今日の漢字625は「鑑」。印鑑に未来はあるか
今日の漢字は「鑑」。図鑑、年鑑、鑑賞、鑑識、鑑定。
役所を中心に廃止議論が浮上し、肩身の狭い存在になりつつある印鑑。
私は高校の卒業記念で貰った印鑑を、なぜかいまだに大事に使っている。
相当使い込んでいるため、少し欠けている。まるで老いぼれじいさんような不恰好さだ。
今まで何度も引越をし、その度に不要な多くの物が捨てられる運命の中、なぜかこの印鑑は、廃棄の危機を乗り越え、まだこうして会社の机の引き出しの中にいる。
思えば、入社時についた誓約書のみならず、給与口座の開設、旅費を現金でもらった際の受領印、仕事の企画書や残業申請、会社を退職し再雇用される際の同意書など、この印鑑は会社の中でも存在感を示してきた。
まさに会社人生を一緒に過ごし、苦楽を共にしてきた戦友のような存在であり、酸いも甘いも勝手知ったる仲だったような気がする。
しかし毎度朱肉を付けて押印しなければならない面倒さから、最近は簡単な押印用にインク内蔵のシャチハタを使うことが多なくなった。
若手の台頭で出番は激減した彼だが、重要書類に押印する際は必ず彼がどこからともなく現れる。
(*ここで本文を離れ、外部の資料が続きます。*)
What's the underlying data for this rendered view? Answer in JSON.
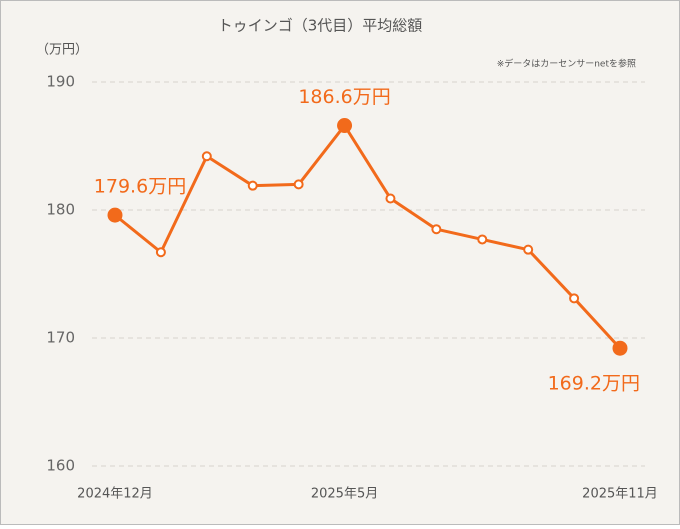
{
  "chart_data": {
    "type": "line",
    "title": "トゥインゴ（3代目）平均総額",
    "y_axis_label": "（万円）",
    "note": "※データはカーセンサーnetを参照",
    "categories": [
      "2024年12月",
      null,
      null,
      null,
      null,
      "2025年5月",
      null,
      null,
      null,
      null,
      null,
      "2025年11月"
    ],
    "series": [
      {
        "name": "平均総額",
        "color": "#f26a1b",
        "values": [
          179.6,
          176.7,
          184.2,
          181.9,
          182.0,
          186.6,
          180.9,
          178.5,
          177.7,
          176.9,
          173.1,
          169.2
        ],
        "value_labels": [
          "179.6万円",
          null,
          null,
          null,
          null,
          "186.6万円",
          null,
          null,
          null,
          null,
          null,
          "169.2万円"
        ]
      }
    ],
    "ylim": [
      160,
      190
    ],
    "yticks": [
      160,
      170,
      180,
      190
    ],
    "grid": true
  }
}
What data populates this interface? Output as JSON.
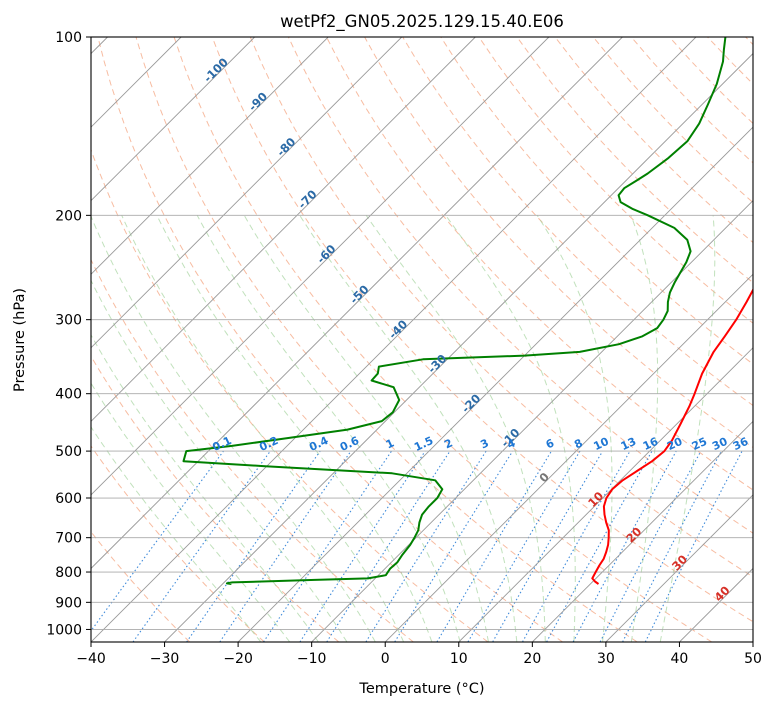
{
  "chart_data": {
    "type": "line",
    "subtype": "skew-t log-p diagram",
    "title": "wetPf2_GN05.2025.129.15.40.E06",
    "xlabel": "Temperature (°C)",
    "ylabel": "Pressure (hPa)",
    "xlim": [
      -40,
      50
    ],
    "ylim": [
      1050,
      100
    ],
    "yscale": "log",
    "xticks": [
      -40,
      -30,
      -20,
      -10,
      0,
      10,
      20,
      30,
      40,
      50
    ],
    "yticks": [
      100,
      200,
      300,
      400,
      500,
      600,
      700,
      800,
      900,
      1000
    ],
    "grid": true,
    "isotherm_labels": {
      "blue": [
        "-100",
        "-90",
        "-80",
        "-70",
        "-60",
        "-50",
        "-40",
        "-30",
        "-20",
        "-10"
      ],
      "grey": [
        "0"
      ],
      "red": [
        "10",
        "20",
        "30",
        "40"
      ]
    },
    "mixing_ratio_labels": [
      "0.1",
      "0.2",
      "0.4",
      "0.6",
      "1",
      "1.5",
      "2",
      "3",
      "4",
      "6",
      "8",
      "10",
      "13",
      "16",
      "20",
      "25",
      "30",
      "36"
    ],
    "series": [
      {
        "name": "",
        "color": "#ff0000",
        "points": [
          [
            838,
            21.1
          ],
          [
            830,
            20.3
          ],
          [
            820,
            19.5
          ],
          [
            800,
            19.1
          ],
          [
            780,
            18.7
          ],
          [
            760,
            18.4
          ],
          [
            740,
            17.8
          ],
          [
            720,
            17.1
          ],
          [
            700,
            16.2
          ],
          [
            680,
            15.2
          ],
          [
            660,
            13.8
          ],
          [
            640,
            12.5
          ],
          [
            620,
            11.3
          ],
          [
            600,
            10.5
          ],
          [
            580,
            10.1
          ],
          [
            560,
            10.3
          ],
          [
            540,
            11.0
          ],
          [
            520,
            11.7
          ],
          [
            500,
            12.0
          ],
          [
            480,
            11.6
          ],
          [
            450,
            10.5
          ],
          [
            420,
            9.3
          ],
          [
            400,
            8.3
          ],
          [
            370,
            6.6
          ],
          [
            340,
            5.2
          ],
          [
            320,
            4.6
          ],
          [
            300,
            3.9
          ],
          [
            280,
            2.9
          ],
          [
            260,
            1.7
          ],
          [
            240,
            0.4
          ],
          [
            220,
            -0.3
          ],
          [
            210,
            -0.2
          ],
          [
            200,
            0.8
          ],
          [
            190,
            3.1
          ],
          [
            180,
            4.5
          ],
          [
            170,
            4.6
          ],
          [
            160,
            4.7
          ],
          [
            150,
            5.0
          ],
          [
            140,
            5.6
          ],
          [
            130,
            6.4
          ],
          [
            120,
            7.4
          ],
          [
            110,
            9.0
          ],
          [
            105,
            10.2
          ],
          [
            100,
            11.1
          ]
        ]
      },
      {
        "name": "",
        "color": "#008000",
        "points": [
          [
            838,
            -28.8
          ],
          [
            836,
            -29.5
          ],
          [
            833,
            -28.9
          ],
          [
            825,
            -18.0
          ],
          [
            820,
            -11.0
          ],
          [
            810,
            -9.0
          ],
          [
            790,
            -9.3
          ],
          [
            770,
            -9.2
          ],
          [
            750,
            -9.5
          ],
          [
            720,
            -9.8
          ],
          [
            700,
            -10.2
          ],
          [
            680,
            -10.7
          ],
          [
            660,
            -11.6
          ],
          [
            640,
            -12.3
          ],
          [
            620,
            -12.5
          ],
          [
            600,
            -12.5
          ],
          [
            580,
            -13.0
          ],
          [
            560,
            -15.2
          ],
          [
            545,
            -22.0
          ],
          [
            530,
            -40.5
          ],
          [
            520,
            -52.0
          ],
          [
            500,
            -53.0
          ],
          [
            490,
            -47.5
          ],
          [
            475,
            -40.8
          ],
          [
            460,
            -34.0
          ],
          [
            445,
            -30.5
          ],
          [
            430,
            -30.2
          ],
          [
            410,
            -31.0
          ],
          [
            390,
            -33.5
          ],
          [
            380,
            -37.4
          ],
          [
            370,
            -37.5
          ],
          [
            360,
            -38.3
          ],
          [
            350,
            -33.3
          ],
          [
            345,
            -20.0
          ],
          [
            340,
            -13.0
          ],
          [
            330,
            -8.7
          ],
          [
            320,
            -6.6
          ],
          [
            310,
            -5.7
          ],
          [
            300,
            -6.0
          ],
          [
            290,
            -6.6
          ],
          [
            280,
            -7.8
          ],
          [
            270,
            -8.8
          ],
          [
            260,
            -9.5
          ],
          [
            250,
            -10.1
          ],
          [
            240,
            -10.7
          ],
          [
            230,
            -11.6
          ],
          [
            220,
            -13.6
          ],
          [
            210,
            -17.0
          ],
          [
            200,
            -22.3
          ],
          [
            195,
            -25.3
          ],
          [
            190,
            -27.8
          ],
          [
            185,
            -29.0
          ],
          [
            180,
            -29.2
          ],
          [
            175,
            -28.6
          ],
          [
            170,
            -28.0
          ],
          [
            160,
            -27.3
          ],
          [
            150,
            -27.0
          ],
          [
            140,
            -27.8
          ],
          [
            130,
            -29.2
          ],
          [
            120,
            -30.8
          ],
          [
            110,
            -33.0
          ],
          [
            105,
            -34.5
          ],
          [
            100,
            -36.0
          ]
        ]
      }
    ]
  }
}
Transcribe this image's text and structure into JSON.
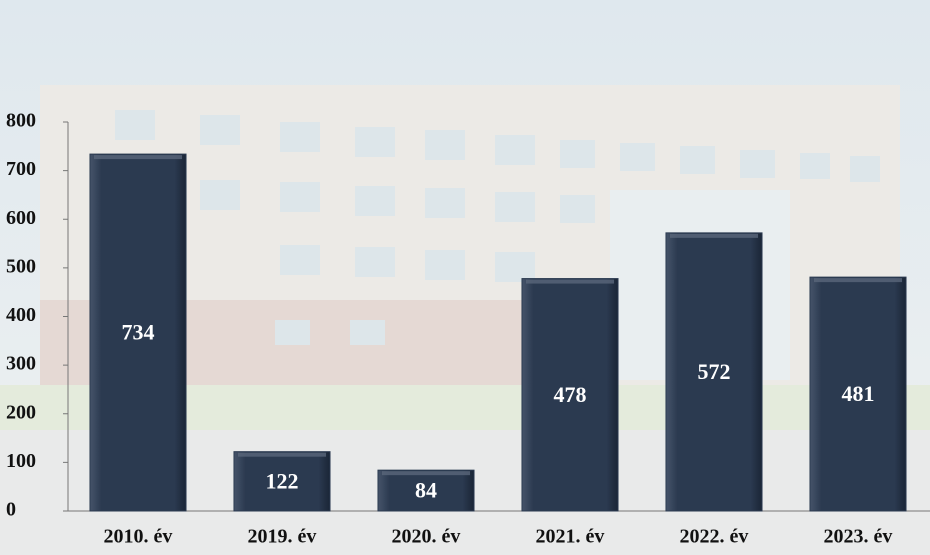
{
  "chart_data": {
    "type": "bar",
    "categories": [
      "2010. év",
      "2019. év",
      "2020. év",
      "2021. év",
      "2022. év",
      "2023. év"
    ],
    "values": [
      734,
      122,
      84,
      478,
      572,
      481
    ],
    "color": "#2b3a50",
    "ylim": [
      0,
      800
    ],
    "yticks": [
      0,
      100,
      200,
      300,
      400,
      500,
      600,
      700,
      800
    ],
    "grid": false
  }
}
(というか、私が引き出しの中をゴソゴソ漁るのだが)まるで代打の切り札、川藤幸三の登場だ(かなり古い)。
重要書類に彼を投入する時は緊張する。自然と手に力が入る。彼は「どうだ」と言わんばかりに、力強い印影を私の元にさらす。それは、「シャチハタには負けへんで」と強がっているようにも写る。そしてティッシュで先っちょを拭かれた彼は、判子ケースに再びちんまりと入り、またしばらく長い眠りに入る。次の重要書類まで出番がなく、隠居生活に入り、捲土重来を期す。
そんな彼がちょっぴりいとおしいが、もう少し頑張ってくれとエールを送りたい。
これから印鑑はどのような運命になるのだろうか。
以前テレビで、テレワークの中に、印鑑を押すためだけに出社するという馬鹿げたことをしている幹部が紹介されていた。印鑑が無駄の象徴とされ、書類上の印鑑の廃止が進むのも時代の流れかもしれない。反面、それはまたひとつ日本の文化が無くなることにつながる。
ただ、車や住宅の購入時のように大きな買い物をする時は、印鑑に限る。買うという行為を印鑑で具現化できるのがいい。外国人のようにサインだけでは味気ない。しかし印鑑が無くても契約自体は成立するわけで、効率化という意味では、印鑑登録という手続きも昭和の遺産として、いずれは廃止される運命ではないかと思う。